Legal Concerns Remain Despite Lack of Restrictions on Frequency of Telemarketing Calls

Summary

Telemarketers must be vigilant to ensure telemarketing calls do not annoy, abuse, or harass any person.  While the TCPA and TSR do not place limits on the frequency of telemarketing calls, companies may still be subject to liability for calls that are repeatedly and continuously made.

Article

More than 20 years ago, Congress enacted the Telephone Consumer Protection Act (“TCPA,” 47 U.S.C. § 227 et seq.) in response to an increasing number of complaints consumers had regarding the practices and frequency of telephone calls made by telemarketers.

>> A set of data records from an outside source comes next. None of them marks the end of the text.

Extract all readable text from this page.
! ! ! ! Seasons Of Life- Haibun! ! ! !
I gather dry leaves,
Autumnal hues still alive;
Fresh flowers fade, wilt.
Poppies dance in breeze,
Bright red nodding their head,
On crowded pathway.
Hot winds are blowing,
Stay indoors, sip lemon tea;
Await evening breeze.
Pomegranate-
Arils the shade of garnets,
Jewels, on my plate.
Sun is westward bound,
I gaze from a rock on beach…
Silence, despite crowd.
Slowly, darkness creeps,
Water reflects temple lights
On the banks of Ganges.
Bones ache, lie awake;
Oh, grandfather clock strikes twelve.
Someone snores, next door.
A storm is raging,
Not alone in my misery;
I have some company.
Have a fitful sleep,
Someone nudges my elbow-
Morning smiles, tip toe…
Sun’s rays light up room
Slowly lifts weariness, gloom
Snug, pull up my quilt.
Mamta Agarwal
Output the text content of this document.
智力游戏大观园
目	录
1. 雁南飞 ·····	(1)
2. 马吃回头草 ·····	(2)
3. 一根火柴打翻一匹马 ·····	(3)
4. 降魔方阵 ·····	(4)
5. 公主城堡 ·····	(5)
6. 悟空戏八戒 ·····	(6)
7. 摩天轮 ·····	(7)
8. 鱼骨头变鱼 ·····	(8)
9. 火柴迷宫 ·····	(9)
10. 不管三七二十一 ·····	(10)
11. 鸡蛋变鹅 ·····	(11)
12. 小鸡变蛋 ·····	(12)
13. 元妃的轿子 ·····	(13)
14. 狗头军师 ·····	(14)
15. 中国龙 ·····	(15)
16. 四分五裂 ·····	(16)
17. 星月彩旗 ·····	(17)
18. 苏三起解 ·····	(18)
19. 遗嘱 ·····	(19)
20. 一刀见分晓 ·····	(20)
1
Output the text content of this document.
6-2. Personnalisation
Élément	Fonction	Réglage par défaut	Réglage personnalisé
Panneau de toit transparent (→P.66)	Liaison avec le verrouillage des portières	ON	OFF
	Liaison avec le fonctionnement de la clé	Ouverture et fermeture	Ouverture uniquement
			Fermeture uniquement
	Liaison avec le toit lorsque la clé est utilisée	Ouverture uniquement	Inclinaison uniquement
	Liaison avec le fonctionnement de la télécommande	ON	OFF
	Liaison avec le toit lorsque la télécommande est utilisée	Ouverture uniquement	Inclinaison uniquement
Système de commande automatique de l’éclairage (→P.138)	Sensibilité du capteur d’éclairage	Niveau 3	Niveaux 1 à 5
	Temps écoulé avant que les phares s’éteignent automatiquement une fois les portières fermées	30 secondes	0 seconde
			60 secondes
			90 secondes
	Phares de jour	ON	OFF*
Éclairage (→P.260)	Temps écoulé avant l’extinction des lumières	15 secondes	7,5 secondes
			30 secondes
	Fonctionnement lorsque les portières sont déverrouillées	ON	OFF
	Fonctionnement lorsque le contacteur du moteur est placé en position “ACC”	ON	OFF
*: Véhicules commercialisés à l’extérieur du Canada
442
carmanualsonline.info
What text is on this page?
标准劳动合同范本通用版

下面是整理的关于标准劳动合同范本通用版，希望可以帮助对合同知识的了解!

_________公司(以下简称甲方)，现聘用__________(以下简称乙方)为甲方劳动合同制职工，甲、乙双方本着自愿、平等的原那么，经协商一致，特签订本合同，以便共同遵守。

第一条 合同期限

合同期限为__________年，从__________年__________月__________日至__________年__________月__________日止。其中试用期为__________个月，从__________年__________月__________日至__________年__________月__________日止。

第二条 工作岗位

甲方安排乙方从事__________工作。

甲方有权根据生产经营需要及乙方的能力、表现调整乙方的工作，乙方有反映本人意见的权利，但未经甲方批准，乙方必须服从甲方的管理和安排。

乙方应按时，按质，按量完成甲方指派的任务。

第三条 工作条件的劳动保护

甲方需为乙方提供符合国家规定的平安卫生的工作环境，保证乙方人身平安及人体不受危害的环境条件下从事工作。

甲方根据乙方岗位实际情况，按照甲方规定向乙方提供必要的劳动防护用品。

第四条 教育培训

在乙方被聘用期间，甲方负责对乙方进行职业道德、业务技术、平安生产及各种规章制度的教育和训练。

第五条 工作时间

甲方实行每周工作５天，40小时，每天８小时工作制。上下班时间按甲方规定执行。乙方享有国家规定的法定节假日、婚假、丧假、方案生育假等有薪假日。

Interestingly, while the TCPA and the similar Telemarketing Sales Rule (“TSR,” 16 C.F.R. § 310 et seq.) are broad in scope, neither federal regime places restrictions on the frequency of telephone calls made to a given consumer during a specified time period.  State laws also do not limit the frequency of telephone calls.  Thus, telemarketers are permitted to call consumers as often as they like as long as the calls are not otherwise illegal, e.g. the callers comply with the national do-not-call list, etc.

However, telemarketers must be careful to not inundate consumers with an excessive number of telephone calls.  Under the TSR, it is an abusive practice for a telemarketer to engage in, or for a seller to cause a telemarketer to engage in, “causing any telephone to ring, or engaging any person in telephone conversation, repeatedly or continuously with intent to annoy, abuse, or harass any person at the called number ….”  16 C.F.R. § 310.4(b)(1)(i).

Thus, while there are no restrictions on the frequency of telephone calls made to a given consumer during a specified time period, the calls cannot be made repeatedly or continuously with intent to annoy, abuse, or harass any person.  In commentary to the TSR, the FTC stated that:

The Commission has taken this prohibition virtually verbatim from the [Federal Debt Collection Practices Act], and finds no reason to alter this language. The staff commentary to the FDCPA states that “continuously” means “making a series of telephone calls, one right after the other,” and that “repeatedly” means “calling with excessive frequency under the circumstances.”  The Commission believes that if a telemarketer calls a consumer continuously or repeatedly, as those terms have been defined, it is presumed that the caller’s intent was to annoy, abuse, or harass the person being called.

60 Fed. Reg. 43842, 43854 (Aug. 23, 1995).

Based on the language of the TSR and its commentary, telemarketers must be vigilant to ensure telemarketing calls do not annoy, abuse, or harass any person.  While the TCPA and TSR do not place limits on the frequency of telemarketing calls, companies may still be subject to liability for calls that are repeatedly and continuously made.